Du jour au lendemain, tout le monde s'est pris de passion pour le poker. Les étudiants cultivent-ils la tendance, et si oui, pourquoi? Tour d'horizon succint.
Gillian, 23 ans, étudiant en sciences économiques, avoue avoir cédé: «Je jouais déjà avant que ça ne devienne très populaire, mais j'ai commencé à pratiquer plus souvent, à retrouver des amis vraiment pour cette activité là…» il estime que l'attrait de ce jeu tient à «son côté très stratégique, la grande concentration et le plaisir de tromper l'adversaire. Chaque partie est différente, ça n'est jamais lassant.»
simon, 23 ans, étudiant en lettres, n'a pas particulièrement cédé à ce qu'il estime être «une mode, comme bien d'autres phénomènes.» il a néanmoins appris à jouer et «apprécie le côté stratégique du jeu, bien qu'il faille de la chance aussi.» L'attrait du poker est, selon lui, «dans l'attitude des joueurs… il y a quelque chose de très western, très sérieux et cool, ça séduit.»
Delphine, 19 ans, étudiante en droit, est enthousiaste: «J'ai appris à jouer un été, pendant un séjour linguistique. tout le monde y jouait et il y avait vraiment de l'engouement autour de ça!» Elle pense que «le poker est un peu un jeu de légende, des films ont contribué à le populariser, comme Casino royale par exemple…»
Mathieu, 21 ans, étudiant en lettres, joue régulièrement depuis quelques années: «on est une équipe de plusieurs amis qui adorent ça, et on a souvent l'occasion de se retrouver pour des parties… on ne joue pas beaucoup d'argent, juste un peu pour garantir le sérieux des joueurs.» Pour lui, ce qui rend le poker séduisant, «c'est le côté un peu illégal, l'atmosphère privée et sérieuse… Pendant une manche, on est vraiment dedans. Après on peut rire, mais pendant le jeu, on doit rester impassible, calculer, faire des choix décisifs…»

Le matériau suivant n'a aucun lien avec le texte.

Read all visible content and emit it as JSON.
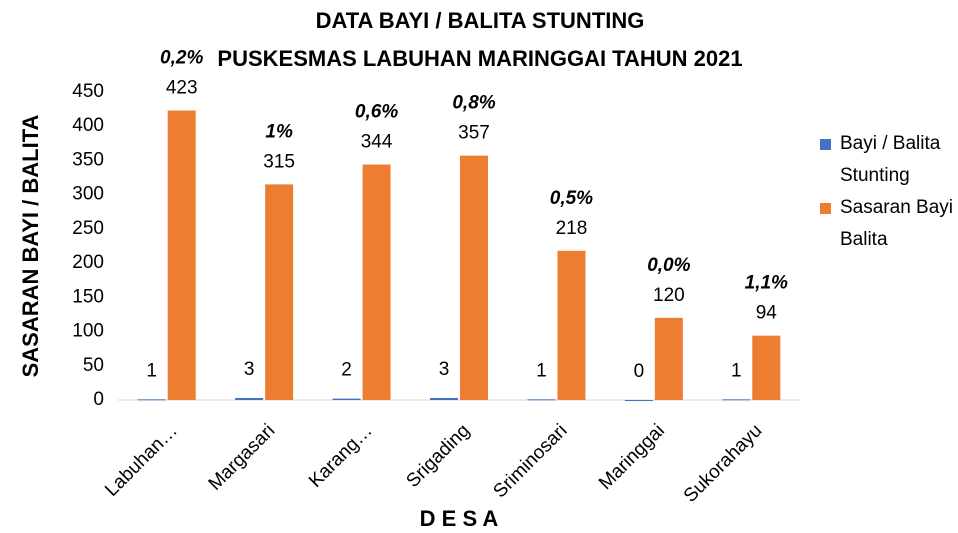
{
  "chart_data": {
    "type": "bar",
    "title": [
      "DATA BAYI / BALITA STUNTING",
      "PUSKESMAS LABUHAN MARINGGAI TAHUN 2021"
    ],
    "ylabel": "SASARAN BAYI / BALITA",
    "xlabel": "D E S A",
    "categories": [
      "Labuhan…",
      "Margasari",
      "Karang…",
      "Srigading",
      "Sriminosari",
      "Maringgai",
      "Sukorahayu"
    ],
    "series": [
      {
        "name": "Bayi / Balita Stunting",
        "color": "#4472c4",
        "values": [
          1,
          3,
          2,
          3,
          1,
          0,
          1
        ]
      },
      {
        "name": "Sasaran Bayi Balita",
        "color": "#ed7d31",
        "values": [
          423,
          315,
          344,
          357,
          218,
          120,
          94
        ]
      }
    ],
    "annotations": [
      "0,2%",
      "1%",
      "0,6%",
      "0,8%",
      "0,5%",
      "0,0%",
      "1,1%"
    ],
    "ylim": [
      0,
      450
    ],
    "yticks": [
      0,
      50,
      100,
      150,
      200,
      250,
      300,
      350,
      400,
      450
    ],
    "grid": false,
    "legend": "right"
  }
}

Mélanie, 20 ans, étudiante en biologie, n'a que très peu joué. «J'ai eu conscience du phénomène autour du poker, notamment à la télévision, mais je n'ai pas vraiment eu l'occasion d'adhérer! J'ai peut-être joué une ou deux fois et je ne suis même pas certaine de connaître encore les règles…» L'attrait du poker, «c'est que les règles de base s'apprennent très vite, puis ensuite on découvre petit à petit la complexité du jeu, ce qui fait un bon joueur ou un mauvais joueur…» Si tu n'as pas encore succombé à la fièvre du poker et que ce jeu reste un mystère pour toi, il existe sur internet beaucoup de sites dédiés à l'apprentissage et à la pratique. Un dicton, parmi les amateurs, dit qu'il «faut cinq minutes pour mémoriser les règles, et une vie entière pour maîtriser vraiment le jeu.»